A amostra, que conta com 416 empresas que apresentaram a DVA em todos os cinco anos abrangidos pela pesquisa, foi agrupada por ramos de atividade e por setores. Segundo o ramo de atividade, foram encontradas e analisadas 59 empresas comerciais, representando 14,2% do total da amostra, 242 empresas industriais, ou 58,2%, e 115 empresas prestadoras de serviço, 27,6%.

Das empresas comerciais, 35 pertencem ao setor de atacado e comércio exterior e 24 ao de comércio varejista. As empresas industriais foram distribuídas pelos setores de: alimentos (30), automotivo (10), bebidas (5), confecções e têxteis (17), construção (17), diversos (5), eletroeletrônicos (13), farmacêutico, higiene e cosméticos (7), fumo (2), limpeza (3), material de construção (22), mecânica (8), mineração (14), papel e celulose (16), plásticos e borracha (9), química e petroquímica (34), e siderurgia e metalurgia (30). As empresas prestadoras de serviços foram divididas entre os setores de comunicação, serviços de transporte, serviços diversos, serviços públicos, tecnologia e computação, e telecomunicações com 4, 20, 14, 63, 9 e 5 empresas, respectivamente.

O montante do valor adicionado das 416 empresas, expresso em moeda do dia 31 de dezembro de 2003, no ano de 1999, foi de 80,5 bilhões de dólares. Em 2000, 81,7 bilhões de dólares. Em 2001, montou a 90,1 bilhões de dólares. Para 2002, foi de 99,2 bilhões de dólares. Em 2003, o valor adicionado total chegou a 88,9 bilhões de dólares. Esses valores representam 14,4%, 14,3%, 15,9%, 19,6% e 17,0% do PIB, respectivamente. A distribuição da riqueza criada por essas empresas aos agentes que contribuíram para sua formação está na Tabela 1.

Observa-se que, de 2000 a 2003, o governo, através dos impostos recolhidos pelas empresas, ocupou o primeiro lugar na distribuição da riqueza criada. Nesse mesmo período, juros e aluguéis estiveram em segundo lugar. Em 1999, juros e aluguéis, destinados aos financiadores externos, ocuparam o primeiro lugar na distribuição da riqueza criada e isso foi fortemente influenciado pela desvalorização cambial ocorrida no ano.

O número médio de empregados das empresas da amostra em cada ano está no Gráfico 1. Essa média foi encontrada tomando-se por base o número de empregados existentes no início e no final do período, considerando-se, no início do período, o registro existente no último dia do período imediatamente anterior.

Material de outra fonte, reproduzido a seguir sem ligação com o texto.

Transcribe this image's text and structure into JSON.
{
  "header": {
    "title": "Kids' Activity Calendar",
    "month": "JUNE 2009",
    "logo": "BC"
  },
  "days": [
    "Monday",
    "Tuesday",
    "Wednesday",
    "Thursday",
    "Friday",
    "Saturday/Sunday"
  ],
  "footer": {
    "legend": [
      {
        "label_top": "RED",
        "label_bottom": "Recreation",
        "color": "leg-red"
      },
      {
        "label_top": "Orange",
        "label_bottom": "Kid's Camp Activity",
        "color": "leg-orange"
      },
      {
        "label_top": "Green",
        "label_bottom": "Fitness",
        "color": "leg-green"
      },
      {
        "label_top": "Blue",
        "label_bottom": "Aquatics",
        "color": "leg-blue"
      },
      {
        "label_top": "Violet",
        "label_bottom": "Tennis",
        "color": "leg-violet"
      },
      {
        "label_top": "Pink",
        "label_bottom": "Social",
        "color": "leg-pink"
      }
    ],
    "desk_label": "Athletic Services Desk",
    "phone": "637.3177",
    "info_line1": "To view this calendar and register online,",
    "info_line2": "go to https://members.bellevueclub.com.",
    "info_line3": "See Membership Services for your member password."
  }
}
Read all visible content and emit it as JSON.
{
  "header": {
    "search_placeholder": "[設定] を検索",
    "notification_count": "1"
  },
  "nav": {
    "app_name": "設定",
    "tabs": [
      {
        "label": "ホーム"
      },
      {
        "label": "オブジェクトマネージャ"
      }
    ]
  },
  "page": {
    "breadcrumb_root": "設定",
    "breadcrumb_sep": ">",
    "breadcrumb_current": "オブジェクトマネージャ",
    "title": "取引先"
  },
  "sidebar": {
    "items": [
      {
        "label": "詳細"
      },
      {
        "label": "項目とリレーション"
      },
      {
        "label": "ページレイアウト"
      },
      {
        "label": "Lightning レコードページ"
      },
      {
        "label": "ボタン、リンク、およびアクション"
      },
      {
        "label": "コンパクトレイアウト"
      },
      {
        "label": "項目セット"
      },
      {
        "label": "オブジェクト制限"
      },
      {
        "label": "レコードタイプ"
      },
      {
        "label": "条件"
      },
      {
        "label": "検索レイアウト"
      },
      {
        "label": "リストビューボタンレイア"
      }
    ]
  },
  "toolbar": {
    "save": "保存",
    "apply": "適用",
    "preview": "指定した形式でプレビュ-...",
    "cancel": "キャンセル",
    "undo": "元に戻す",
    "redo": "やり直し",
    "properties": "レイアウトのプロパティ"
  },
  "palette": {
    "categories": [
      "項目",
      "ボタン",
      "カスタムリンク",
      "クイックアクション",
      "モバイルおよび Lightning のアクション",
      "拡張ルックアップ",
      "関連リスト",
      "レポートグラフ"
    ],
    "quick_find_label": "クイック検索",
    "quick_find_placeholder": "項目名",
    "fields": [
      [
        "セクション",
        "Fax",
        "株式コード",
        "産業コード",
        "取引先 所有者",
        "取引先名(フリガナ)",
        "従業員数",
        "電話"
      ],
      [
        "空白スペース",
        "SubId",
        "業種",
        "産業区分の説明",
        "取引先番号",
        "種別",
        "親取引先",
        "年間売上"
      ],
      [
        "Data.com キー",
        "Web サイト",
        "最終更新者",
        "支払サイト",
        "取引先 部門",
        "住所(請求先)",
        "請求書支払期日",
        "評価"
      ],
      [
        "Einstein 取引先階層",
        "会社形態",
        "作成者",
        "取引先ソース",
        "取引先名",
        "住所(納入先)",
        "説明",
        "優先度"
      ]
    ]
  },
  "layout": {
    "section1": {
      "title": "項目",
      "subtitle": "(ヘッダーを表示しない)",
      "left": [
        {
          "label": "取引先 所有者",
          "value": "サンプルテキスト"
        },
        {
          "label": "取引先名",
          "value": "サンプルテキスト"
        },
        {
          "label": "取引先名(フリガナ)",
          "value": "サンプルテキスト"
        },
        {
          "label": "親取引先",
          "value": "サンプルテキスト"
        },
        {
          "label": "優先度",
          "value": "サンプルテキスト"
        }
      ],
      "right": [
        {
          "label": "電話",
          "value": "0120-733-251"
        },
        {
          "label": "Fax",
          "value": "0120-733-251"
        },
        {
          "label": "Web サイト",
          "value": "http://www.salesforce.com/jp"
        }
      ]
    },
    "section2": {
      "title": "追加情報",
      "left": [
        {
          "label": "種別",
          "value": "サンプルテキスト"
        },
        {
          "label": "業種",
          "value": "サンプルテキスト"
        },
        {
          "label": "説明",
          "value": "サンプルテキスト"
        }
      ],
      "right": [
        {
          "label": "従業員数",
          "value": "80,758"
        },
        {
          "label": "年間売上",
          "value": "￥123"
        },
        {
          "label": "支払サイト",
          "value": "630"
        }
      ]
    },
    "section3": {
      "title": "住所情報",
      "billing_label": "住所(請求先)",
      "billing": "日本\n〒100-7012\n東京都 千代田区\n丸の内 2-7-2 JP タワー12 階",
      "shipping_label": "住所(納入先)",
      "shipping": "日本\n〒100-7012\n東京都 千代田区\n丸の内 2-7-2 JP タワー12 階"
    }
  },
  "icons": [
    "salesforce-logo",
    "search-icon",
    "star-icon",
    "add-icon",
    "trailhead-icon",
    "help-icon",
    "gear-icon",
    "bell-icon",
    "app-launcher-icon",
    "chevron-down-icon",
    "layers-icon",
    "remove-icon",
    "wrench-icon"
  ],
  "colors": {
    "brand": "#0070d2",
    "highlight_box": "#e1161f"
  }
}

No período 1999/2003, verifica-se que esse número teve um aumento crescente e atingiu 8,59%.


O valor agregado distribuído a cada empregado foi obtido dividindo-se o valor distribuído para pessoal e encargos, pelo número médio de empregados, e está representado no Gráfico 2.


Como se pode observar pelo gráfico anterior, no período de 1999 a 2003, a participação média das despesas com pessoal por empregado teve um forte declínio, caindo de 17,1 para 12,8 mil dólares, o que representou uma redução de 25,2%.

A tabela 2 apresenta um grande conjunto de informações relativo à amostra de 416 empresas.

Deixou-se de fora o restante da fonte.